Tunisia is interested in the Brazilian project for the diffusion of the use of open source and freeware, computer programs distributed freely and that are already being used at the main Brazilian public organizations so as to promote digital inclusion.

“We believe that Brazil has had great progress in the sectors of computer technology and telecommunications. The country is currently developing a strategy that is very important for Tunisia and also for the other African and Arab countries, the freeware program.


“We are very interested in this project and we want Brazil to help us in this matter,” stated the Tunisian minister of Foreign Relation, Abdelbaki Hermassi.


In November, Tunisia is going to host the second part of the World Summit on the Information Society, an event promoted by the United Nations (UN).
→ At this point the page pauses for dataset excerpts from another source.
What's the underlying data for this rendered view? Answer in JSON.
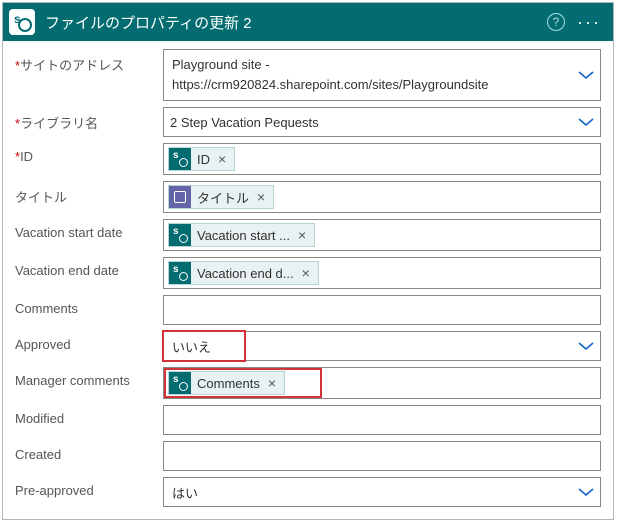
{
  "header": {
    "title": "ファイルのプロパティの更新 2"
  },
  "labels": {
    "site_address": "サイトのアドレス",
    "library_name": "ライブラリ名",
    "id": "ID",
    "title_field": "タイトル",
    "vac_start": "Vacation start date",
    "vac_end": "Vacation end date",
    "comments": "Comments",
    "approved": "Approved",
    "mgr_comments": "Manager comments",
    "modified": "Modified",
    "created": "Created",
    "pre_approved": "Pre-approved"
  },
  "values": {
    "site_line1": "Playground site -",
    "site_line2": "https://crm920824.sharepoint.com/sites/Playgroundsite",
    "library": "2 Step Vacation Pequests",
    "approved": "いいえ",
    "pre_approved": "はい"
  },
  "tokens": {
    "id": "ID",
    "title": "タイトル",
    "vac_start": "Vacation start ...",
    "vac_end": "Vacation end d...",
    "mgr_comments": "Comments",
    "remove": "×"
  }
}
The first edition took place in December 2003, in Geneva, Switzerland.


One of the main objectives of the meeting will be the creation of mechanisms for digital inclusion and, according to Hermassi, the question of open source software should be one of the central points of discussion.
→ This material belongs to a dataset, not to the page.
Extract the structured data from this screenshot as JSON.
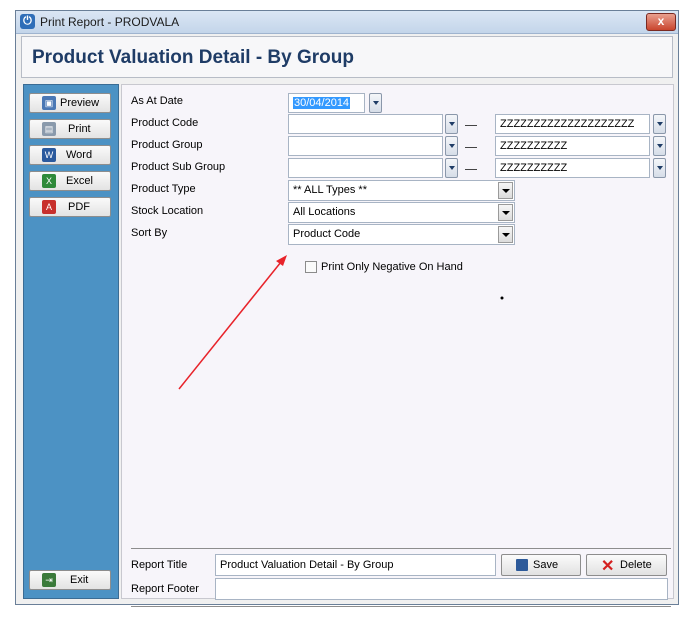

“This is a way of reducing the distance there is between the countries that have access to technologies and the countries that do not. Open source will be an important ingredient in the Tunis summit and it will include Brazilian participation and (decisions from) this summit (between Arab and South American countries),” added the minister.


The final declaration of the summit between Arab and South American countries, which took place this week, in Brazilian capital Brasí­lia, “restates the importance of the second part of the World Summit on the Information Society” and suggests mass “high level” participation by the countries interested.


The text recognizes the “positive impact” that communication and information technologies may have on the promotion of cooperation between countries and on the reduction of digital inequality between them.


World Organization


Coincidence or not, the vice president of technology and logistics of the Bank of Brazil, José Luiz de Cerqueira César, gave a talk at the business forum that took place on the sidelines of the summit in Brazilian capital Brasí­lia and is going to launch the idea of the creation of a “world open source organisation”.


The proposal, according to the state-owned bank, is to involve governments, organizations and companies to strengthen certification and diffusion of open-source porgrams like Linux and make face to the power of the great companies in the sector.


At the Brasí­lia summit, the computers made available to the press, offered by the Brazilian government, had some open source programs, among them word processors.